EAS SOFTWARE/Pick & Choose

Free-range eggs get everywhere. In the good ole days when they were confied to the Beeb, thousands of games players were poisted in front of monitors with fingers arched over their keyboards, eagerly guiding Hen House Harry as he ran around collecting eggs. Now the 16-bitters can indulge themselves and grin as their high-scores go through the roof and their brains become increasingly scrambled.

With 32 levels and 12 eggs per level, the game lends a whole new meaning to egghaustion. The object is to pick up all eggs without getting pecked to death by the ducklings or their mother. Cock it up and you exploded into a yellow mess and end up as a fried-egg.

The Amiga version has been lovely adapted from the 8-bit days with lots of impressive backdrops added and a musical accompaniment which sounds brilliant to start with but will soon have you turning down the volume.

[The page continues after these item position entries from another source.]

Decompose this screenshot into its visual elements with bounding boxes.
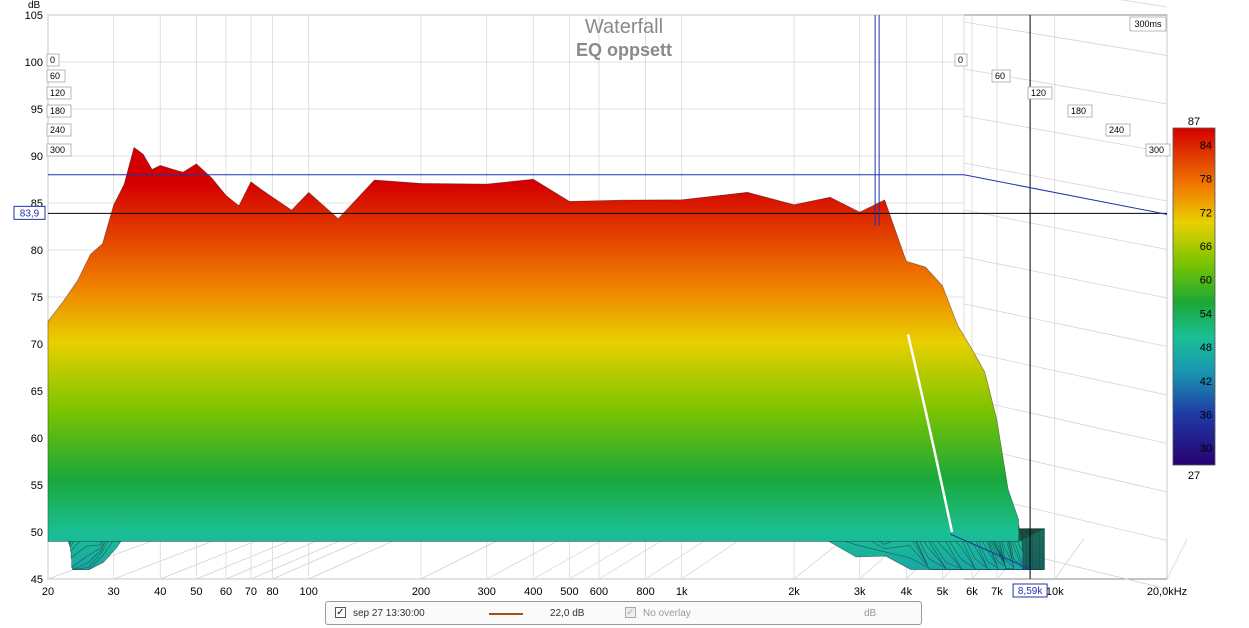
x-tick-label: 200 [412,586,430,598]
time-tick-right: 300 [1149,145,1164,155]
cursor-db-box [13,205,46,220]
x-tick-label: 40 [154,586,166,598]
x-tick-label: 80 [266,586,278,598]
time-window-box [1129,16,1167,32]
measurement-name: sep 27 13:30:00 [353,608,425,619]
x-tick-label: 800 [636,586,654,598]
x-tick-label: 400 [524,586,542,598]
chart-subtitle: EQ oppsett [576,40,672,60]
y-tick-label: 90 [31,151,43,163]
time-tick-right: 60 [995,71,1005,81]
unit-label: dB [864,608,877,619]
x-tick-label: 1k [676,586,688,598]
cursor-hz-readout: 8,59k [1018,586,1043,597]
x-tick-label: 100 [300,586,318,598]
time-tick-box [46,53,60,67]
y-tick-label: 55 [31,480,43,492]
time-tick-right: 120 [1031,88,1046,98]
time-tick-box [954,53,968,67]
measurement-legend-bar: ✓ sep 27 13:30:00 22,0 dB ✓ No overlay d… [325,601,922,625]
measurement-line-swatch [489,613,523,615]
time-tick-box [1067,104,1093,118]
x-tick-label: 300 [478,586,496,598]
colorbar-max: 87 [1188,116,1200,128]
colorbar-tick: 36 [1200,409,1212,421]
floor-grid [47,538,1188,580]
colorbar-tick: 54 [1200,308,1212,320]
time-tick-box [46,104,72,118]
y-tick-label: 60 [31,433,43,445]
colorbar-tick: 66 [1200,241,1212,253]
overlay-checkbox[interactable]: ✓ [625,607,636,618]
x-tick-label: 30 [108,586,120,598]
time-tick-box [46,123,72,137]
colorbar-tick: 48 [1200,342,1212,354]
time-tick-right: 180 [1071,106,1086,116]
time-tick-left: 0 [50,55,55,65]
cursor-back-line [48,174,1168,215]
waterfall-slice [47,146,1019,542]
x-tick-label: 20,0kHz [1147,586,1187,598]
x-tick-label: 600 [590,586,608,598]
time-tick-box [1027,86,1053,100]
colorbar-tick: 42 [1200,376,1212,388]
x-tick-label: 50 [190,586,202,598]
colorbar-tick: 60 [1200,275,1212,287]
x-tick-label: 500 [560,586,578,598]
time-tick-box [46,69,66,83]
cursor-floor-line [949,533,1031,570]
overlay-label: No overlay [643,608,691,619]
time-tick-box [991,69,1011,83]
time-tick-box [1105,123,1131,137]
time-tick-left: 240 [50,125,65,135]
x-tick-label: 6k [966,586,978,598]
cursor-hz-box [1012,583,1048,598]
y-tick-label: 75 [31,292,43,304]
time-window-label: 300ms [1134,19,1162,29]
x-tick-label: 2k [788,586,800,598]
y-tick-label: 95 [31,104,43,116]
x-tick-label: 20 [42,586,54,598]
x-tick-label: 60 [220,586,232,598]
colorbar-tick: 78 [1200,174,1212,186]
time-tick-left: 300 [50,145,65,155]
waterfall-surface [47,146,1045,571]
x-tick-label: 3k [854,586,866,598]
cursor-db-readout: 83,9 [20,208,40,219]
decay-ridge-marker [906,334,954,533]
y-tick-label: 105 [25,10,43,22]
y-tick-label: 65 [31,386,43,398]
time-tick-right: 0 [958,55,963,65]
measurement-checkbox[interactable]: ✓ [335,607,346,618]
x-tick-label: 10k [1046,586,1064,598]
colorbar-tick: 72 [1200,207,1212,219]
measurement-value: 22,0 dB [550,608,585,619]
x-tick-label: 5k [937,586,949,598]
colorbar-min: 27 [1188,470,1200,482]
x-tick-label: 70 [245,586,257,598]
time-tick-left: 180 [50,106,65,116]
colorbar [1172,127,1216,466]
time-tick-right: 240 [1109,125,1124,135]
y-tick-label: 100 [25,57,43,69]
y-tick-label: 80 [31,245,43,257]
x-tick-label: 7k [991,586,1003,598]
time-tick-box [46,86,72,100]
y-tick-label: 70 [31,339,43,351]
time-tick-box [1145,143,1171,157]
time-tick-left: 120 [50,88,65,98]
colorbar-tick: 30 [1200,443,1212,455]
time-tick-box [46,143,72,157]
colorbar-tick: 84 [1200,140,1212,152]
x-tick-label: 4k [900,586,912,598]
y-tick-label: 50 [31,527,43,539]
y-tick-label: 45 [31,574,43,586]
time-tick-left: 60 [50,71,60,81]
chart-title: Waterfall [585,16,663,38]
y-unit-label: dB [28,0,41,11]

So who's this Pete guy anyway? What gives him the right to fill the top-ten positions in the highscore table? One of the biggest annoyances is that you can't save the high-scores from Hen House Harry's dubious exploits to disk.

When you've spent until two in the morning gathering eggs and turning your joystick rusty with oceans of sweat, you wake up to find that Pete has obliterated all your scores! It wouldn't matter but he can do it while the computer is switched off.

This game may never rival Starglider II's graphics or compete with the sounds of Mortville Manor, but it'll probably outlast both of them. It has the addictive qualities which keep you coming back again and again. In no time at all you'll be voting for battery hens - gathering eggs sure ain't easy.